An online competition spurred by his proposal has launched a fierce debate among architects and border communities. What do local communities think? — The New Republic
Architect, urbanist, and professor Teddy Cruz, who has been working on both sides of the San Diego-Tijuana border for 25 years, presented the competition as a moment in which architects cannot remain neutral. Sometimes, he said, architects must decide when not to build, since “the politics of neutrality has rendered architecture a pure decoration of very unjust policies.”
He added, “Instead of building walls that are dividing communities and dividing environments, we should be looking at border regions as laboratories for rethinking citizenship, for rethinking resilience, for producing new strategies of interdependence and cooperation and co-existence.” This framework is central to his own practice, in which he has designed multi-functional housing informed by the creative building strategies, extended family structures, and cultural life of informal settlements in Tijuana and immigrant neighborhoods in San Diego.
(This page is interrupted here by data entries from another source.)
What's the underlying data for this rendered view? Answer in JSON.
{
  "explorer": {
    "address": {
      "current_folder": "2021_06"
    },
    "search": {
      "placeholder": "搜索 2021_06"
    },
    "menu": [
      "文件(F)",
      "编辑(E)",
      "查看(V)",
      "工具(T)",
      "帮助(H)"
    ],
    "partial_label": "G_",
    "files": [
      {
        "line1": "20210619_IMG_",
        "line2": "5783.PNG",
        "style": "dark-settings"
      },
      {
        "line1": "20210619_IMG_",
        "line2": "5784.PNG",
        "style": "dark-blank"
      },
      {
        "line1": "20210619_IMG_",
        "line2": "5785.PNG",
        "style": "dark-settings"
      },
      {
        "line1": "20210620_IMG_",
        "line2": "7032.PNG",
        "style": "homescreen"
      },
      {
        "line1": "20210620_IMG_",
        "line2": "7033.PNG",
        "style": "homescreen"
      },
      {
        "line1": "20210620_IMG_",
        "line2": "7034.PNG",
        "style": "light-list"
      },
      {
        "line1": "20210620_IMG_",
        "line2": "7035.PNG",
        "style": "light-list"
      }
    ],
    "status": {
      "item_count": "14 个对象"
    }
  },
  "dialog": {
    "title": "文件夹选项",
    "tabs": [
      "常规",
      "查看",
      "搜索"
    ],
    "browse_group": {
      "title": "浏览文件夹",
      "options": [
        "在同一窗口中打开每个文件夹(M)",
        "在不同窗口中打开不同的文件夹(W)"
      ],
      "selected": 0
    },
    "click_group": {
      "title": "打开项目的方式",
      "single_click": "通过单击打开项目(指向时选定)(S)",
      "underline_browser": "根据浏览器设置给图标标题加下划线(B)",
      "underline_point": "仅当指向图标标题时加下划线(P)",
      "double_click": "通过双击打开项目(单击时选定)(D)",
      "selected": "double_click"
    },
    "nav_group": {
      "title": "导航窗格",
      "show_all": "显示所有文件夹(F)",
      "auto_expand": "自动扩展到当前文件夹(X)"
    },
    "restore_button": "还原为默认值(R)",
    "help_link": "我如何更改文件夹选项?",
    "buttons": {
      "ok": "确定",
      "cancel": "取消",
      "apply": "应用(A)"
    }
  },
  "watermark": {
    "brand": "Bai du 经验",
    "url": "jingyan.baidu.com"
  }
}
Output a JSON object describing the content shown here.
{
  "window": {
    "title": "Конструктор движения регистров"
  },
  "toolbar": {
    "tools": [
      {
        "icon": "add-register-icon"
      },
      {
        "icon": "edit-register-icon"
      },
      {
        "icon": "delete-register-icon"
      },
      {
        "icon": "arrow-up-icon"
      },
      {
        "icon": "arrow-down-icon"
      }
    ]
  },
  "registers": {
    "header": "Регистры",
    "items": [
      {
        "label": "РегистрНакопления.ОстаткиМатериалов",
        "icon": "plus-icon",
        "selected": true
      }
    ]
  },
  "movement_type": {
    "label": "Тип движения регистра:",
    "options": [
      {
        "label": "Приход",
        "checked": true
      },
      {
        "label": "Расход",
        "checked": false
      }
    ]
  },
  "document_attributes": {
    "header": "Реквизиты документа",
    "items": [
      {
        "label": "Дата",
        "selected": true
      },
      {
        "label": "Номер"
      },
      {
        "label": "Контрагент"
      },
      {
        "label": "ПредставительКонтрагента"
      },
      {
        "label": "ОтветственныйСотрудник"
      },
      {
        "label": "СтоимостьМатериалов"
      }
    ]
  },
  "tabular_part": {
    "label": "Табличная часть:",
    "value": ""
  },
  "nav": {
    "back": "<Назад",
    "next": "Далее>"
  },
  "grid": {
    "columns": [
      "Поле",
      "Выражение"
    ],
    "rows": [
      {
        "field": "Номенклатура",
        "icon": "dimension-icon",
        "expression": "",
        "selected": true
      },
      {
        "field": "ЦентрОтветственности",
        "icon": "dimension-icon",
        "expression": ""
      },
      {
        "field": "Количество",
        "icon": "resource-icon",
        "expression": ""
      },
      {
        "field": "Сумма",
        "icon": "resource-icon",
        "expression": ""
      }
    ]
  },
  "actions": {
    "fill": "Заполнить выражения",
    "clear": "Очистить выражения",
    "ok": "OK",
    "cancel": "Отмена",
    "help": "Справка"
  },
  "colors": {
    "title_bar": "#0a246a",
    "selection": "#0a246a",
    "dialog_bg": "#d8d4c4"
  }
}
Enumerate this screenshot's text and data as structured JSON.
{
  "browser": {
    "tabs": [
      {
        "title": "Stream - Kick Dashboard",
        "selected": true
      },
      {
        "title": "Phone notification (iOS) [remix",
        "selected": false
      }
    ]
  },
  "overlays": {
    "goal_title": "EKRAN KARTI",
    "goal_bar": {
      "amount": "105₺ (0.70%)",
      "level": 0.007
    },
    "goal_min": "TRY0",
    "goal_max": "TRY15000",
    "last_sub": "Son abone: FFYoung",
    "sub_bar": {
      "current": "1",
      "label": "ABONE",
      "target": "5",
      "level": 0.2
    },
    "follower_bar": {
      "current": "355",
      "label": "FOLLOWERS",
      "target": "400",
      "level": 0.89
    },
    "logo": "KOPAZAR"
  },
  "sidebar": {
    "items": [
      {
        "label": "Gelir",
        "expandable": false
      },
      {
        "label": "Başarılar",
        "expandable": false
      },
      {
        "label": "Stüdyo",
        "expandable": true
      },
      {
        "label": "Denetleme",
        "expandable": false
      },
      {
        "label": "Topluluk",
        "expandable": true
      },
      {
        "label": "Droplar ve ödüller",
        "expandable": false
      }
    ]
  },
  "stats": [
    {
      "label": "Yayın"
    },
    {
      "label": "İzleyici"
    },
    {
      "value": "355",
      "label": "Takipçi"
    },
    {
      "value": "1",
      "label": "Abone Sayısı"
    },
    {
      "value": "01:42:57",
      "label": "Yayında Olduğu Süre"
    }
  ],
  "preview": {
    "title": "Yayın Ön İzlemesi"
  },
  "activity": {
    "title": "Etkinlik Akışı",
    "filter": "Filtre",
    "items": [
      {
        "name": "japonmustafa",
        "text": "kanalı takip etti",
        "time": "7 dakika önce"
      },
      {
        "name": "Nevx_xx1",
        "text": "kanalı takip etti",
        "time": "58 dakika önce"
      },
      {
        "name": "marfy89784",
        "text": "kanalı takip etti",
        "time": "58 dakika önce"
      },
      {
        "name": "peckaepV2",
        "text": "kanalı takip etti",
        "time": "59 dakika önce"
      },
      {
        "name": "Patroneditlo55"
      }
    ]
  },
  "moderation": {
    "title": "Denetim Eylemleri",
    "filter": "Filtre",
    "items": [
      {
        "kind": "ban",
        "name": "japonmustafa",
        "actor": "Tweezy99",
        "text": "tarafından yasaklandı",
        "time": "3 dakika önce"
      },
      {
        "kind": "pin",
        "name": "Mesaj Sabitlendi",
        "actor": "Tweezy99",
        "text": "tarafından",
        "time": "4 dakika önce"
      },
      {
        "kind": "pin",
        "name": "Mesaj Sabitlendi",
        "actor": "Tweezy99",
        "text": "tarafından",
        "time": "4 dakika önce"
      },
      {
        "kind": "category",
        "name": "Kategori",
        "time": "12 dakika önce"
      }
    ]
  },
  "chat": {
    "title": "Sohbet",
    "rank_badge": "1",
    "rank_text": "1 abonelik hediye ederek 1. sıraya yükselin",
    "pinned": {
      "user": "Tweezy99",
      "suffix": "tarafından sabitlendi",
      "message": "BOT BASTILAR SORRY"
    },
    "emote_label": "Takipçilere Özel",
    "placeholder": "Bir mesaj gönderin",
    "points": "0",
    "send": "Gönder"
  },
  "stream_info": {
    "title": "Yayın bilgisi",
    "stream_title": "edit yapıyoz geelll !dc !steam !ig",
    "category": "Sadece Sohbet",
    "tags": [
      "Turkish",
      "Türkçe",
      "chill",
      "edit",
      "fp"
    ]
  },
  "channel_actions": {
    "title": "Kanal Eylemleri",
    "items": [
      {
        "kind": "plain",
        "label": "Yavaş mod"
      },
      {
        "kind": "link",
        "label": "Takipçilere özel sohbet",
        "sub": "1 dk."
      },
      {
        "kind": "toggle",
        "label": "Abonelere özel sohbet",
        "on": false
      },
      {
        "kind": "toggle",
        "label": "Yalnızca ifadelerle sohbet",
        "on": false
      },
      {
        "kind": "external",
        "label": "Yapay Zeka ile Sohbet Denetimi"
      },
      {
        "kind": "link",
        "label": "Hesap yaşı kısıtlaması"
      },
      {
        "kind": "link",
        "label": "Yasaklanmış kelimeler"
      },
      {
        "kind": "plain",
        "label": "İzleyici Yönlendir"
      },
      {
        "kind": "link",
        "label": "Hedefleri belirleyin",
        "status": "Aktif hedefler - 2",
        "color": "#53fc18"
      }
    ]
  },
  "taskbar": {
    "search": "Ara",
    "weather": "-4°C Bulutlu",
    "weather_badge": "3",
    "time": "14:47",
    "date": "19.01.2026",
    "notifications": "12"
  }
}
Perhaps there is a broader lesson that can be drawn from the controversy over the border wall. “That wall is reproduced everywhere inside of our American cities,” Cruz said. They might not contain physical walls, but America’s cities are defined by “urban policies that divide jurisdictions and communities” and “an urban asymmetry that has perpetuated socio-economic inequality.” Even places far from the border, it seems, could use some more crossings.